What value has improvement brought to your team?
Each of us has taken huge satisfaction from being involved in this. We have learnt, and have found ways to apply that learning to other aspects of our work; we have enjoyed seeing the benefits our patients experience, even when they don’t know how things were before; and we have enjoyed being able to share that learning with others in the region and across the country. Simply being involved in people’s care is deeply satisfying, but we have found that improving the care they get multiplies and deepens the satisfaction we get from our work.
What we experience working together is a scaling up of the individual satisfaction that comes from seeing things improve. We’re able to celebrate each other’s success.
What would you say to anyone else getting started with improvement?
Ask yourselves some key questions. We knew where we were starting from but it took us a while to work out how to broaden the interest in improving it:
- What is it that needs to improve?
- What allies can you find and why are they interested?
- What gaps are there in your own knowledge of the field or of improvement?
- Who can you enlist to plug these gaps?
- How can you harness their interest, how can you help them see that your improvements will help them and how can they support you?
Involve users early on. Work out what needs to change and – just as importantly – what things you should keep the same. Test ideas for change and test the implementation of the changes you make. And whatever changes you consider, remember that some groups of people find it harder to access health care. So ask yourself whether your ideas will tend to help with that, to narrow the gaps in access, or whether the changes would make it easier for people like us, people who already have the easiest access to services. Your user involvement will help with that. Our focus has been on people with a rapidly worsening disability who are losing their voice and living with a condition no one seems to know about, all things that tend to make access to care harder, and we’ve consulted users on whether our changes make it easier for them.

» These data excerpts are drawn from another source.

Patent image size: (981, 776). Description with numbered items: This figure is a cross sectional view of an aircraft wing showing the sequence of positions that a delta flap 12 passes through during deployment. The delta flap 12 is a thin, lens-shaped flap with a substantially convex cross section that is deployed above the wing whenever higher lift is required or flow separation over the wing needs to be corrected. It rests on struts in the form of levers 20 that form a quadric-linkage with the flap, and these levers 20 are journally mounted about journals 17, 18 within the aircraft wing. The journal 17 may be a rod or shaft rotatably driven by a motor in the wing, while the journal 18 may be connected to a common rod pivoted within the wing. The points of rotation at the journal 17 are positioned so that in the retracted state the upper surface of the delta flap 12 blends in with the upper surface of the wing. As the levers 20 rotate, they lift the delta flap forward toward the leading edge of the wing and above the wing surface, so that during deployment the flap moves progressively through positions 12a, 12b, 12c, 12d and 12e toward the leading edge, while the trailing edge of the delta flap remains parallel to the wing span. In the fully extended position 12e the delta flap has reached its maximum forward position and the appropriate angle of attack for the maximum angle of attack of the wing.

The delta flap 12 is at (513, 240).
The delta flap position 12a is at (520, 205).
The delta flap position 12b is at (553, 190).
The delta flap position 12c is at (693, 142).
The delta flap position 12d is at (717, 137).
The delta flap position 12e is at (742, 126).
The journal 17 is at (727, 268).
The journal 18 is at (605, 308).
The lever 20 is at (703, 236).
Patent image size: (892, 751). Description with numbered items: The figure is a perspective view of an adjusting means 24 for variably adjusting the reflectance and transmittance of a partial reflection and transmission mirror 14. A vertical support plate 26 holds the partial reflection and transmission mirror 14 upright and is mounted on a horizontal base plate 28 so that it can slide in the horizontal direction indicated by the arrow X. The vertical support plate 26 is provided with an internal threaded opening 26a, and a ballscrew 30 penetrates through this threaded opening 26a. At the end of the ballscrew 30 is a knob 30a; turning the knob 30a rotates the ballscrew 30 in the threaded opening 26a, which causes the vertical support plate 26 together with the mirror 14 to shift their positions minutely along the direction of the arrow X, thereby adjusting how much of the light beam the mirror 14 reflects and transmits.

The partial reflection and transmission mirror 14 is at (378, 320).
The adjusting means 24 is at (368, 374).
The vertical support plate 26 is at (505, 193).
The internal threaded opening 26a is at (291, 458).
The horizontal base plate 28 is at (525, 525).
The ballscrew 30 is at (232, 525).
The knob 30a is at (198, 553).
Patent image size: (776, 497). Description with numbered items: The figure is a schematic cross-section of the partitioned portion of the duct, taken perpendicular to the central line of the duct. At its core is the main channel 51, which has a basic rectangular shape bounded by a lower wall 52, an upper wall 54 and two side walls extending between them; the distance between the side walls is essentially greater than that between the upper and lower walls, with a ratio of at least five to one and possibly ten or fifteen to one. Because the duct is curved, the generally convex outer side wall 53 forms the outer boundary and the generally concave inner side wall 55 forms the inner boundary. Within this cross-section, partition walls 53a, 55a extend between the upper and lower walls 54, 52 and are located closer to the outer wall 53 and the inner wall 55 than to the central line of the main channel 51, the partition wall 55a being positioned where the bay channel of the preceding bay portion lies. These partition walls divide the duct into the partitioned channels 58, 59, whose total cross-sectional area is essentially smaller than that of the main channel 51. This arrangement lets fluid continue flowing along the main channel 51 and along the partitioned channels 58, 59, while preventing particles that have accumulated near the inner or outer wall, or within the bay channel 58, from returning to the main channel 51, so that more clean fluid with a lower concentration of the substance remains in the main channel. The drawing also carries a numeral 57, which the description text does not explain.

Build alliances everywhere you can. Think laterally about which parts of your organisation might be interested in your approach, which other organisations, or which charities or social care organisations or businesses or anyone at all. We have a small core team, just a handful of colleagues, but we’ve been able to build a network of hundreds of people and scores of statutory and voluntary organisations because we spotted that they all have an interest in getting this care right.
Don’t be too ambitious to start with. It’s fine to have huge ambitions but you want to understand what small steps you might be able to take, what small improvements might come early on, and you want to get used to not succeeding first time every time.
Reflect on where you went wrong, and if you can see a better approach, change to that. We’ve got plenty of things wrong. We’ve had to learn to regroup and change tack and we’ve found we sometimes succeed the next time. Either way you can learn from your failures. Give yourself and your team permission to fail. Failing is much better than not trying.
Use data. Find the data that shows what needs to improve and work out how you will demonstrate the improvement you make. If you don’t know how to find and use the data you need, find people who know and can help you. Ask the improvement teams in your organisation. Don’t be daunted by what you don’t know or can’t do; using data is not always as complicated as it first seems. We’ve needed to find experts in outcome measures, in psychological measures, we’ve needed to get involved in national audits to harness their measurement power even though parts of them are a bit tedious, and we’ve started working with people running national databases so that we can compare populations.
And finally, remember that there is always something to do next. Look for the next thing. You will achieve improvement, but you will never finish. Celebrate, but don’t stop.